This section covers the north half of MacKerricher State Park and includes about 5 miles of Highway 1. To enter the state park, turn west at MM 64.90 of State Highway 1 (about 4 miles north of downtown Fort Bragg) onto a two-lane paved road. The ranger kiosk is here, plus a visitor center that is open daily from 9 A.M to 3 P.M. There are three campgrounds at this location, which are often full during the busy summer months.
Continue past the ranger kiosk for about 400 feet and turn left (west) onto Mill Creek Road. Drive about 0.5 mile to the paved parking area for the 30-acre Lake Cleone. Restrooms are located here. The lake is good for wintering ducks; Osprey and Wood Duck have bred here. The 1.1-mile trail surrounding the lake may offer sightings of Downy and Hairy Woodpeckers, the Northern Flicker, Black Phoebe, Hutton’s Vireo, Steller’s Jay, Western Scrub-Jay, Chestnut-backed Chickadee, Pygmy Nuthatch, Brown Creeper, Marsh and Winter Wrens, Golden-crowned Kinglet, Wrentit, Spotted Towhee, and Purple Finch. In addition, Red Crossbill and Northern Pygmy-Owl have been seen along this trail, which is good for migrants (such as Hermit Warbler). The trail starts at the north end of the parking area.
The Laguna Point parking area is located 0.3 miles west of the Lake Cleone parking area, where a 0.3-mile boardwalk includes several viewing platforms of the rocky shoreline. Reliable sightings in Fall and Winter are Rock Sandpipers, Surfbirds, Black Oystercatcher, plus Black and Ruddy Turnstones. Scoping the near ocean for alcids can be done along this walk. Rizzo’s dolphins are occasionally seen here, and harbor seals frequently bask on the offshore rocks. Exit by using Mill Creek Road back to Highway 1 and then turn left (north).

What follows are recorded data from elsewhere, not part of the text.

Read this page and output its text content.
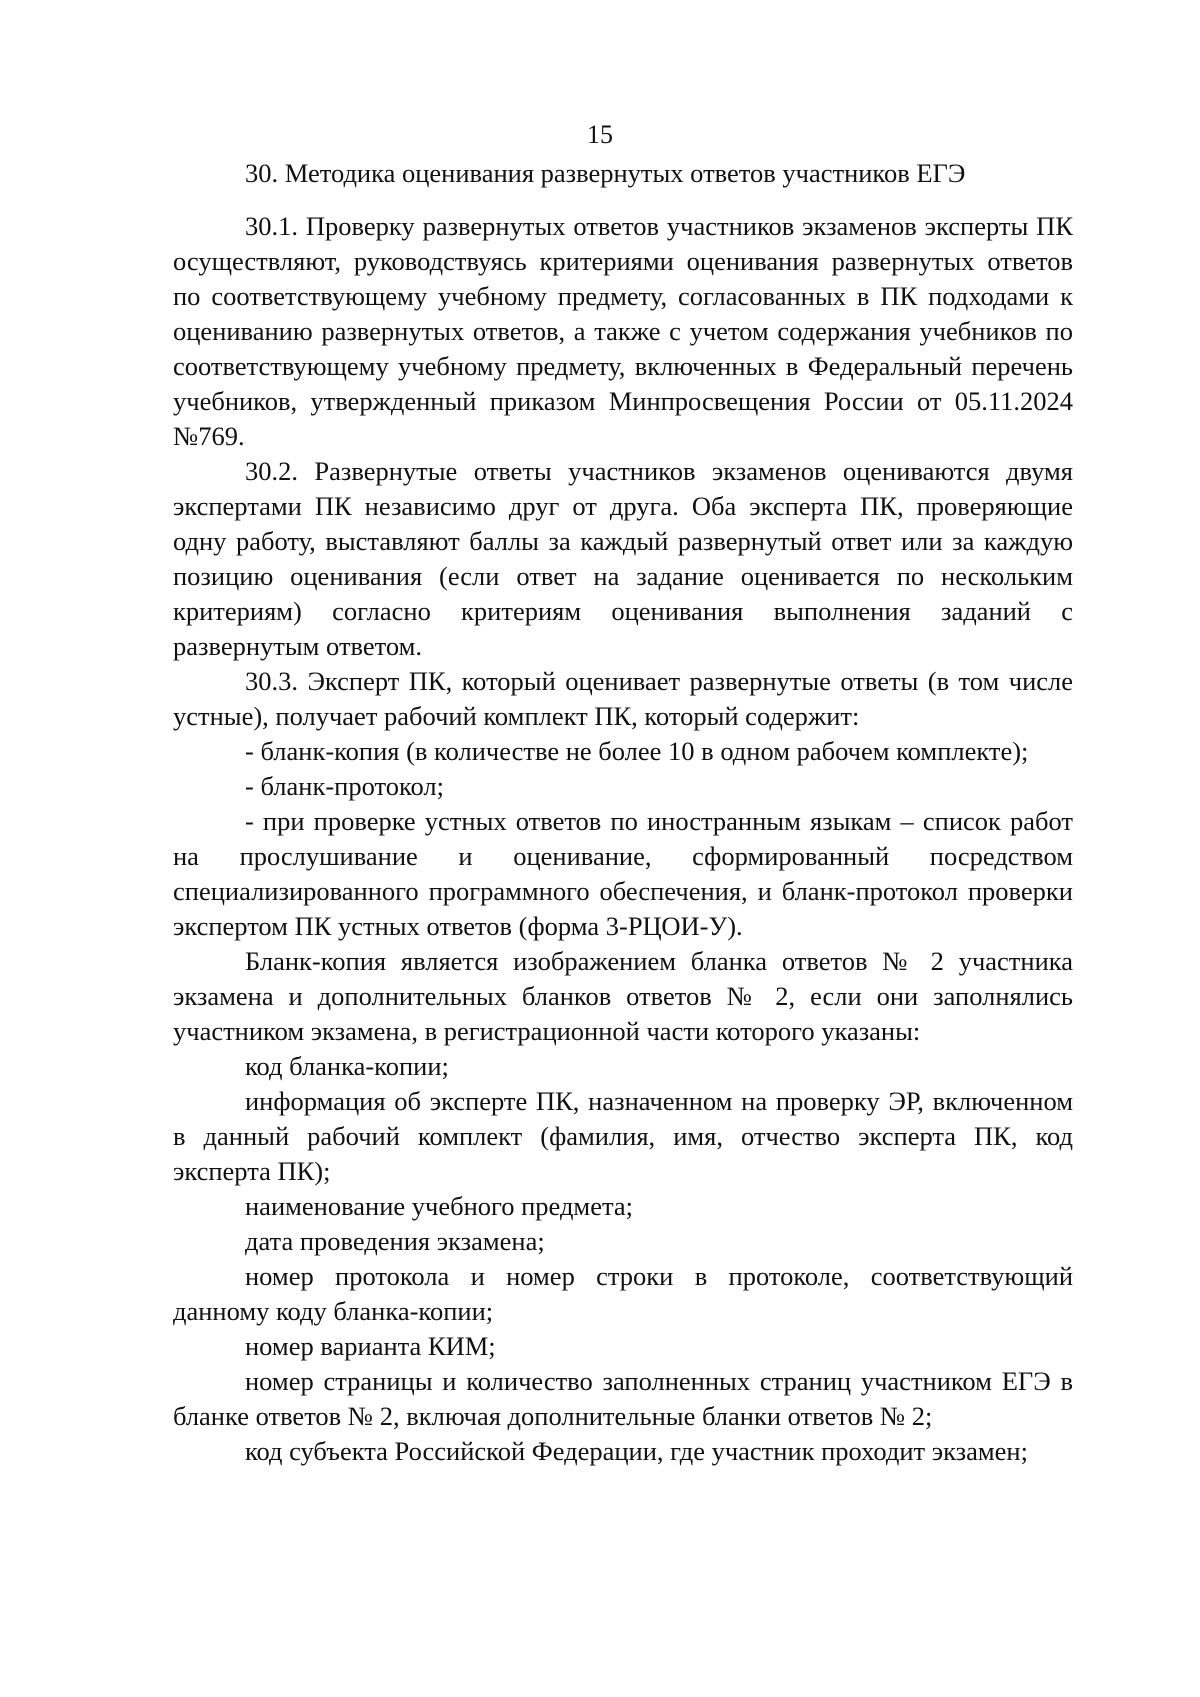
15

30. Методика оценивания развернутых ответов участников ЕГЭ

30.1. Проверку развернутых ответов участников экзаменов эксперты ПК осуществляют, руководствуясь критериями оценивания развернутых ответов по соответствующему учебному предмету, согласованных в ПК подходами к оцениванию развернутых ответов, а также с учетом содержания учебников по соответствующему учебному предмету, включенных в Федеральный перечень учебников, утвержденный приказом Минпросвещения России от 05.11.2024 №769.

30.2. Развернутые ответы участников экзаменов оцениваются двумя экспертами ПК независимо друг от друга. Оба эксперта ПК, проверяющие одну работу, выставляют баллы за каждый развернутый ответ или за каждую позицию оценивания (если ответ на задание оценивается по нескольким критериям) согласно критериям оценивания выполнения заданий с развернутым ответом.

30.3. Эксперт ПК, который оценивает развернутые ответы (в том числе устные), получает рабочий комплект ПК, который содержит:

- бланк-копия (в количестве не более 10 в одном рабочем комплекте);

- бланк-протокол;

- при проверке устных ответов по иностранным языкам – список работ на прослушивание и оценивание, сформированный посредством специализированного программного обеспечения, и бланк-протокол проверки экспертом ПК устных ответов (форма 3-РЦОИ-У).

Бланк-копия является изображением бланка ответов № 2 участника экзамена и дополнительных бланков ответов № 2, если они заполнялись участником экзамена, в регистрационной части которого указаны:

код бланка-копии;

информация об эксперте ПК, назначенном на проверку ЭР, включенном в данный рабочий комплект (фамилия, имя, отчество эксперта ПК, код эксперта ПК);

наименование учебного предмета;

дата проведения экзамена;

номер протокола и номер строки в протоколе, соответствующий данному коду бланка-копии;

номер варианта КИМ;

номер страницы и количество заполненных страниц участником ЕГЭ в бланке ответов № 2, включая дополнительные бланки ответов № 2;

код субъекта Российской Федерации, где участник проходит экзамен;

At MM 65.16, turn left (west) onto Ward Avenue and drive 0.8 miles to an unpaved parking area. This is a good location to scope the ocean. In fall, winter, and spring, you may see scoters (including Black Scoters), Red-necked Grebes, and occasionally alcids. Access the beach through the tunnel under the Haul Road or by walking down the Ward Avenue horse ramp. The beach face from Ward Avenue 3.75 miles north to the mouth of Ten Mile River is part of the California Coastal Trail. This beach is part of the Inglenook Fen-Ten Mile Dunes Natural Preserve. Old maps still show the haul road (from logging days) through the dunes, but that road was removed in 2013 as part of the restoration of the preserve. The preserve is a biological community that contains terrestrial, wetland, and freshwater ecosystems. It is the last remaining coastal fen in the state. Since the beach and dunes north of Ward Avenue are a natural preserve, dogs are not allowed—even on leash. Ten Mile Beach has Snowy Plovers and other shorebirds. At its widest point, the dunes extend 0.75 mile from the beach to Highway 1 (no access). Return to Highway 1 on Ward Avenue, and turn left (north).
At Ward Avenue and Highway 1, drive north about 4.3 miles to the Ten Mile River Bridge. This bridge was replaced by the state of California in 2011. A paved parking lot is immediately south of the bridge on the west side of the highway. From here, you can view the overlook of Ten Mile River or walk across the bridge on the pedestrian access. Currently, hiking access to the beach from the parking lot is by an unimproved privately-owned trail. We will post updates when we learn more. Willows east of the bridge and south of the river can be good for migrants. Check the river for Common Merganser, Long-tailed Duck (in winter), shore birds and Osprey. Purple Martins have nested under the old bridge along with Cliff Swallows.